Several studies have reported that MECP2 is involved in the development and maintenance of pain in different diseases. Elevated expression of MeCP2 was observed in mouse dorsal root ganglia with peripheral nerve injury . Knockdown of MeCP2 in mouse central nucleus of the amygdala suppressed persistent pain . A previous study revealed that the decrease of MeCP2 in maternal mice with neuropathic pain alleviated pain sensitization in offspring; however, the increase in MeCP2 aggravated hyperalgesia for the next generation, suggesting the essential role of MeCP2 in transgenerational transmission of chronic pain . Our findings also showed upregulated MeCP2 in PHN mice. Moreover, increased MeCP2 reduced MWT and TWL in PHN mice. MeCP2 is also considered to accelerate inflammatory response in various diseases. MeCP2 knockdown inhibited the expression of IL-6 and TNF-α; meanwhile, overexpression of MeCP2 exhibited proinflammatory effect on IL-6 and TNF-α in the mice model of acute liver injury . Another study also showed that upregulated MECP2 activated the proinflammatory response in BV2 cells in neuroinflammation . Our results showed increased MECP2 suppressed inflammatory indicators in PHN mice, consistent with previous research works.

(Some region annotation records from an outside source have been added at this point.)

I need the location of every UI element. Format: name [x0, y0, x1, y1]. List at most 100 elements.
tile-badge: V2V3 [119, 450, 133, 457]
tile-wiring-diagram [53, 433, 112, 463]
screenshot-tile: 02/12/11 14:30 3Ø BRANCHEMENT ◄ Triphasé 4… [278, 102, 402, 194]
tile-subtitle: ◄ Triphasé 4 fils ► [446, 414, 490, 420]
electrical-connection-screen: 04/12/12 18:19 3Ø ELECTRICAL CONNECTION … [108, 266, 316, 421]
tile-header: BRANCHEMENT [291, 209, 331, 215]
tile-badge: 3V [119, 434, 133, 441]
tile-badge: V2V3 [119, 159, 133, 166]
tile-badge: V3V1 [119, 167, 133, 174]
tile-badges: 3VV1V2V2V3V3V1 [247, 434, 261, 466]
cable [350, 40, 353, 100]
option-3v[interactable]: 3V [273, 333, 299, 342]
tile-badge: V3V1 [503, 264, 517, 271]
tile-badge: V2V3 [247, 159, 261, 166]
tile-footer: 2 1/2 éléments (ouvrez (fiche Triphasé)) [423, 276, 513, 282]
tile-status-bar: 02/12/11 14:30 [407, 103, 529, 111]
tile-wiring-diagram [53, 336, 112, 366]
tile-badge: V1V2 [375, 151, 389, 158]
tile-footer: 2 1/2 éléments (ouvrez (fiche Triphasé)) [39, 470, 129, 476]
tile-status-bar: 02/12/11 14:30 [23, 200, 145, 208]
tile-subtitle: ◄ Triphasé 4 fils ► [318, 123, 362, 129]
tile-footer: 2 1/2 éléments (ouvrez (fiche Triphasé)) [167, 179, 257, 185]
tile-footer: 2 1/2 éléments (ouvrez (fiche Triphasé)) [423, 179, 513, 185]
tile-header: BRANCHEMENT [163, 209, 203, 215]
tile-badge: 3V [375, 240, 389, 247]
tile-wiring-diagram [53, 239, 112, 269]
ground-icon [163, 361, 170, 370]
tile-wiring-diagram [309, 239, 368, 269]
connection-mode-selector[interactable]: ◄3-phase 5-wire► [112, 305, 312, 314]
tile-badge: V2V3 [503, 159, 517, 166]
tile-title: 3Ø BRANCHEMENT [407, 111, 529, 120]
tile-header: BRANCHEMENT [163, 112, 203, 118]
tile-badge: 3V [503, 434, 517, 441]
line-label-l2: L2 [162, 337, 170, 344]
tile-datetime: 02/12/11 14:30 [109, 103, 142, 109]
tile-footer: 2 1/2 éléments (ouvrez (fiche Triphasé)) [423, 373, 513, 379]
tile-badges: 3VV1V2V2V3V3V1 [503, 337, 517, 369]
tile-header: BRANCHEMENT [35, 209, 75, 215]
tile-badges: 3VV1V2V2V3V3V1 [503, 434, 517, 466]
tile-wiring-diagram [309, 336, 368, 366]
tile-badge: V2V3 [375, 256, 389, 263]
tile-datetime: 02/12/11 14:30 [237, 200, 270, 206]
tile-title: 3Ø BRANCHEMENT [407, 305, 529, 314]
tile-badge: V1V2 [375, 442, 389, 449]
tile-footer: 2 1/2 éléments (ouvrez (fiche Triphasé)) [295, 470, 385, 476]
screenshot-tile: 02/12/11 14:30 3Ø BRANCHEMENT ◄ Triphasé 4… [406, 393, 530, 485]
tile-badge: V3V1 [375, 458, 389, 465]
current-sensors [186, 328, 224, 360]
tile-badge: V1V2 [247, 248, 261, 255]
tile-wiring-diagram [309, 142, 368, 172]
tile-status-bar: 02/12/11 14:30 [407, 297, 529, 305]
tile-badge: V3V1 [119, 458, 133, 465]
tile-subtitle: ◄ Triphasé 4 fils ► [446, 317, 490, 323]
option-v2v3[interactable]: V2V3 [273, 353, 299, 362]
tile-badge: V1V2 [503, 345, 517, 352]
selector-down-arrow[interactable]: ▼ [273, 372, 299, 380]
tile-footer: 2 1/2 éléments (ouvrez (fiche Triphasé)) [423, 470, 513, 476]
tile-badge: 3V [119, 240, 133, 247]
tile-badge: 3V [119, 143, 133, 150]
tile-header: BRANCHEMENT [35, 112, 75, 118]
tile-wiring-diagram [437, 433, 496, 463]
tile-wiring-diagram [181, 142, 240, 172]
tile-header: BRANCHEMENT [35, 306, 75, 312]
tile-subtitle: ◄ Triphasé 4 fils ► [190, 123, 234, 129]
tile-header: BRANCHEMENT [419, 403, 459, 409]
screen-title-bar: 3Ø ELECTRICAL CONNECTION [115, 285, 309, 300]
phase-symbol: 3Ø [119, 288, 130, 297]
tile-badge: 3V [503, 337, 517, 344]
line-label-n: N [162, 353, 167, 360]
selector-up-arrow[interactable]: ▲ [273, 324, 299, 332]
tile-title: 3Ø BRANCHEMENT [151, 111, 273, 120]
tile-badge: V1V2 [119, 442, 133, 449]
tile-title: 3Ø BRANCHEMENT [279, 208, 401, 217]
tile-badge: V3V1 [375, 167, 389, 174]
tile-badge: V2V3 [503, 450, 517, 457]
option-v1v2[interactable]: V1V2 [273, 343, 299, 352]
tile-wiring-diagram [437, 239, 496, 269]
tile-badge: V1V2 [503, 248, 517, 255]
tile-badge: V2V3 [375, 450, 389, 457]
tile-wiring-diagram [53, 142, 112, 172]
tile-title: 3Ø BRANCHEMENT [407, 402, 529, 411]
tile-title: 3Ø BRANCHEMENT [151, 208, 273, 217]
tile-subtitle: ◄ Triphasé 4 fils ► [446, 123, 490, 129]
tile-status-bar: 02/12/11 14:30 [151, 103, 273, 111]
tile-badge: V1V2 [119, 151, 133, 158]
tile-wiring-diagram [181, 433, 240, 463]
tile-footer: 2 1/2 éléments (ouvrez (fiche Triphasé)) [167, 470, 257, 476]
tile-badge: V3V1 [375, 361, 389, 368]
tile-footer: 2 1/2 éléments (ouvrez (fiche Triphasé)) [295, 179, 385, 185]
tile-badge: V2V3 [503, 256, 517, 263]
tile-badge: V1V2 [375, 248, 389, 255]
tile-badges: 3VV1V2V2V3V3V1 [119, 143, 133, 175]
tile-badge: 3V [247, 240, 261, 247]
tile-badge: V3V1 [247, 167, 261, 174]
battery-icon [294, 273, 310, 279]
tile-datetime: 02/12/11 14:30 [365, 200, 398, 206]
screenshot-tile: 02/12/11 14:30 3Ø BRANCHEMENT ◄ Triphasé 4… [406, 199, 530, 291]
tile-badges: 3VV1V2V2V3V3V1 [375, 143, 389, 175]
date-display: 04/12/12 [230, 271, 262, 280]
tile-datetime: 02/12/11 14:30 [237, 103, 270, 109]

Recent evidence suggests that miRNA expression is associated with pain sensitivity and inflammation in various diseases, such as glomerular endothelial injury , lung inflammation , rheumatoid arthritis , and neuropathic pain[25,26]. Emerging evidence suggests the involvement of miR-199-3p in processes of inflammatory diseases. Overexpressed miR-199-3p enhanced cell proliferation and suppressed cell apoptosis in chondrocytes to attenuate knee osteoarthritis in mice . miR-199-3p was found to be elevated in allergic rhinitis; the inhibition of miR-199-3p was proven to alleviate allergic rhinitis via Dnmt3a/STAT3 signal pathway in mouse . In addition, miR-199-3p activated ERK1/2 pathway and IL-10 generation through targeting PARP-1 in systemic lupus erythematosus, indicating the anti-inflammatory effect of miR-199-3p . However, up to now, the role of miR-199-3p in PHN has not been illustrated. In our study, increased miR-199-3p was found in PHN mice. The regulation between miRNA and MECP2 was also reported in recent research works. The inhibition of miR-132 was responsible for the upregulation of MECP2 in rats with chronic cerebral hypoperfusion . Another study found that MECP2 contributed to the alteration of mechanical sensitivity in dorsal root ganglia; meanwhile, overexpressed MECP2 was reduced by miR-132, miR-19a, and miR-301 in dorsal root ganglia . Consistent with previous studies, our finding revealed that MECP2 served as the target of miR-199-3p in PHN. In addition, miR-199-3p attenuated inflammatory response and thermal and mechanical hyperalgesia through targeting MECP2 in RTX-induced PHN mice. This is the first study to demonstrate the molecular mechanism of miR-199-3p in the biological and pathological processes of PHN.

Conclusion

In summary, the present study revealed decreased miR-199-3p and increased MECP2 in TRX-induced PHN in mice. We for the first time illustrated that miR-199-3p suppressed inflammatory response by targeting MECP2 to alleviate PHN in mice. Our findings provided helpful insights for the pathology of PHN, suggesting miR-199a-3p as a potential therapeutic target for PHN.